M&G Investments stopped trading in a £4,4 billion U.K property fund

Brexit
AP
July 6, 2016

A third U.K. asset manager has stopped trading in a multi-billion dollar property fund due to uncertainty with Brexit, the Wall Street Journal reported.

M&G Investments joined Aviva Investors and Standard Life Investments in halting withdrawals in the last 24 hours.
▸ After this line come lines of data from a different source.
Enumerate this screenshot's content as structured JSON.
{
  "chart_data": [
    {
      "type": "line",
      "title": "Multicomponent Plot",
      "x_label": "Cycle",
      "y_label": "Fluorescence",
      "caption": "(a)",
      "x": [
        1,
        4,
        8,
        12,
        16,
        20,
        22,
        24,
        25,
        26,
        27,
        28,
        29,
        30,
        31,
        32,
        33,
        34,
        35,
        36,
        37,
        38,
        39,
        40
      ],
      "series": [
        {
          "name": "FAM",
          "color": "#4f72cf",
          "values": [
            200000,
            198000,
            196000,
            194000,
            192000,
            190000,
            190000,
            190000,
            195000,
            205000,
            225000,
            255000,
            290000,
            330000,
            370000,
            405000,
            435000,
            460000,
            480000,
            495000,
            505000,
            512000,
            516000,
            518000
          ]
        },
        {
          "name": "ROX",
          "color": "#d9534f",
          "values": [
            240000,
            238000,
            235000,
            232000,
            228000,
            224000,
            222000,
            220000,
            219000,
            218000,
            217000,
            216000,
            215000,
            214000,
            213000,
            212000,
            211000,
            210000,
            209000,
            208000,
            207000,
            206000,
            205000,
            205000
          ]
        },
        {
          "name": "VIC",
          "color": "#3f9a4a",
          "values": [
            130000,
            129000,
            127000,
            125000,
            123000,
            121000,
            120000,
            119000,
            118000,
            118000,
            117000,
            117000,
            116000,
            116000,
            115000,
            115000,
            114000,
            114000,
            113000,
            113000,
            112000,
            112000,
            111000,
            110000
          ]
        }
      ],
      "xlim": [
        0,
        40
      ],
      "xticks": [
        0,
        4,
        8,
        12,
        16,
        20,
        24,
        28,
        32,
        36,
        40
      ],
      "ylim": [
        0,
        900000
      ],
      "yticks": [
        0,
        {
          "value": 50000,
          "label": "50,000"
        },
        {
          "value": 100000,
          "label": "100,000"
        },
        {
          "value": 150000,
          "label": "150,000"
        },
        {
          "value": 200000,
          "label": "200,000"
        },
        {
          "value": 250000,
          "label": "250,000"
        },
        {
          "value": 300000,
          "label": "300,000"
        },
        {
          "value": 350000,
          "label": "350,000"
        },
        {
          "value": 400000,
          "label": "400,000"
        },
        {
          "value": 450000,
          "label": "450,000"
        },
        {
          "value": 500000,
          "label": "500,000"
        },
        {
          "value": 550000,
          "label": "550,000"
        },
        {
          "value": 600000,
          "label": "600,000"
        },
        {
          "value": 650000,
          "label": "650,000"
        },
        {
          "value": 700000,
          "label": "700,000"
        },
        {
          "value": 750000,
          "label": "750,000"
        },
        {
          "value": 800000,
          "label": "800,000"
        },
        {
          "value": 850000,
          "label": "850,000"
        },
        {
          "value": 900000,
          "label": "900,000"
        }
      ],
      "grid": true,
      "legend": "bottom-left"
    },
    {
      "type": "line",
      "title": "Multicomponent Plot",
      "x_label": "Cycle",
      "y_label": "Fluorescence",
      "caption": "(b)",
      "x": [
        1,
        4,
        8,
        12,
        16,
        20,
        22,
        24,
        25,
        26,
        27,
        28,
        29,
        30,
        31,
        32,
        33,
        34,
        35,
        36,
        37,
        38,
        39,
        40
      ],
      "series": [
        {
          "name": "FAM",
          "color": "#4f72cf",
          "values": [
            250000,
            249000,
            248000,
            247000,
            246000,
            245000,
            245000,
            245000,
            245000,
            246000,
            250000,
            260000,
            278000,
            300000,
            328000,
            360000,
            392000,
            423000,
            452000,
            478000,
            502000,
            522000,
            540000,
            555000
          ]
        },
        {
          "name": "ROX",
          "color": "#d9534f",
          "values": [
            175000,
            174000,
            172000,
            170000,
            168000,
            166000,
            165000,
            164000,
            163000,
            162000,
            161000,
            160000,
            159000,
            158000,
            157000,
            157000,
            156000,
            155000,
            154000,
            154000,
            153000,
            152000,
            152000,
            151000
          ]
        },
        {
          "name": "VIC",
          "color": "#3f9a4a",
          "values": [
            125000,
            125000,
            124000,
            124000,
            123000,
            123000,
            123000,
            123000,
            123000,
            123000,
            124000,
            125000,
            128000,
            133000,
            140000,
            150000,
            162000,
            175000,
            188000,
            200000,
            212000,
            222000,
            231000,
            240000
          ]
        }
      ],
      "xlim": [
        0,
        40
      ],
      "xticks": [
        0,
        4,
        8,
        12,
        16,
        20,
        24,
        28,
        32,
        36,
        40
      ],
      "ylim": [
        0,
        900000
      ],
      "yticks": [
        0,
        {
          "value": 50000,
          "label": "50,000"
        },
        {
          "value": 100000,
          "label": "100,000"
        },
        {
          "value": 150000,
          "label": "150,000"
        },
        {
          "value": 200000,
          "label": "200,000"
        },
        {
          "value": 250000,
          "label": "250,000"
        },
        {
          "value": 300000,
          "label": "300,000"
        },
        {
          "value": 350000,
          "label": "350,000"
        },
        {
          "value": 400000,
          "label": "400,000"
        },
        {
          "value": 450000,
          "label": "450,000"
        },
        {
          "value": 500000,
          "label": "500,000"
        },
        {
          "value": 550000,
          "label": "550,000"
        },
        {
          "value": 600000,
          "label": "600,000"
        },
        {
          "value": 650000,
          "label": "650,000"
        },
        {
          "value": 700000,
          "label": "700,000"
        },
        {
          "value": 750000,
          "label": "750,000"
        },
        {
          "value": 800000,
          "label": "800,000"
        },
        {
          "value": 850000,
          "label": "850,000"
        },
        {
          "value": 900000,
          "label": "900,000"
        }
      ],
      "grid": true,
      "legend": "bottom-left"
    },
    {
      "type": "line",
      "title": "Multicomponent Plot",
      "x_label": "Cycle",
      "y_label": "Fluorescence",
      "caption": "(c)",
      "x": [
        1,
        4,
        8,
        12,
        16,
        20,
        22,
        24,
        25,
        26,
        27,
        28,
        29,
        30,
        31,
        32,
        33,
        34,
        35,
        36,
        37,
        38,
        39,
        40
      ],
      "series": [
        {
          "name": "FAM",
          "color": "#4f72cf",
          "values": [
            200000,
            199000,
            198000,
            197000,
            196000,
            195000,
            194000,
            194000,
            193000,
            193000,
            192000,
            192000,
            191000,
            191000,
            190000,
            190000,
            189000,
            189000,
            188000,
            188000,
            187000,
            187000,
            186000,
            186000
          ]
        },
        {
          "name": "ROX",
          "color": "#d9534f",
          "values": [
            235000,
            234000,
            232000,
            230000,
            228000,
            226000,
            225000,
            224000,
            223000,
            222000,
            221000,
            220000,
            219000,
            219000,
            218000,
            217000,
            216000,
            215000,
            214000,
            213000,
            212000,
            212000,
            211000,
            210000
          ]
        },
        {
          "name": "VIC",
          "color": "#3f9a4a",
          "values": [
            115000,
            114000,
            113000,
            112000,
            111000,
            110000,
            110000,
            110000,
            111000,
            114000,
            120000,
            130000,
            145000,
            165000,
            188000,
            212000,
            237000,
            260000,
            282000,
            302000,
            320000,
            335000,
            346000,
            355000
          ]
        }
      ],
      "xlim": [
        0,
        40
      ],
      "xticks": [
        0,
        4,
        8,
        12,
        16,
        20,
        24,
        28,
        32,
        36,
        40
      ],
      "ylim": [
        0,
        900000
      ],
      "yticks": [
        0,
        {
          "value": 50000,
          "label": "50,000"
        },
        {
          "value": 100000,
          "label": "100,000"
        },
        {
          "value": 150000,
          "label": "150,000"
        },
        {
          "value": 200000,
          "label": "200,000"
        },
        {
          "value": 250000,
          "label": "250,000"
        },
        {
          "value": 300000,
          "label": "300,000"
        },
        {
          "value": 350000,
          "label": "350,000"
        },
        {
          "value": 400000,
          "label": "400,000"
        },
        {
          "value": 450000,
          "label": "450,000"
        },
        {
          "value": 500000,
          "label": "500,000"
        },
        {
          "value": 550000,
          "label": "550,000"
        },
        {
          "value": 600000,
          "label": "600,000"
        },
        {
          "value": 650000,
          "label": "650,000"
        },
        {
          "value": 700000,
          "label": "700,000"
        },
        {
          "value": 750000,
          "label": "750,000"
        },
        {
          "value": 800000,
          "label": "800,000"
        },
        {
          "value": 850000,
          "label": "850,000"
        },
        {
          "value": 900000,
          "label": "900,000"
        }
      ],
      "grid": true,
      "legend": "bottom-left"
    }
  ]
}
M&G said it decided to stop trading after redemption requests in their property portfolio had high levels of uncertainty due to the Brexit vote.

"Aftershocks from the U.K.’s seismic vote to leave the European Union are pulsing through the property sector here," the article explained. "The U.K. commercial real-estate market holds in aggregate about £800 billion ($1.04 trillion) worth of assets."

"Some of the nation’s largest insurers and asset managers Tuesday moved to stop spooked investors pulling money out of their funds," the article explained. "In doing so they’re hoping to avoid selling the buildings they own, from shopping malls in the industrial northeast of the country to plush office buildings in the heart of the City of London, to pay investors."

A senior analysis at Hargreaves Lansdown said he wouldn’t be surprised if more firms took similar actions in the coming weeks.

"Investors in such ‘open-ended’ funds can usually cash in their holdings at any time even though the underlying buildings often take several months or even years to sell," the article states. "When investors rush for the exits at once, as in recent days, the funds can come under immediate pressure to sell their assets to pay investors."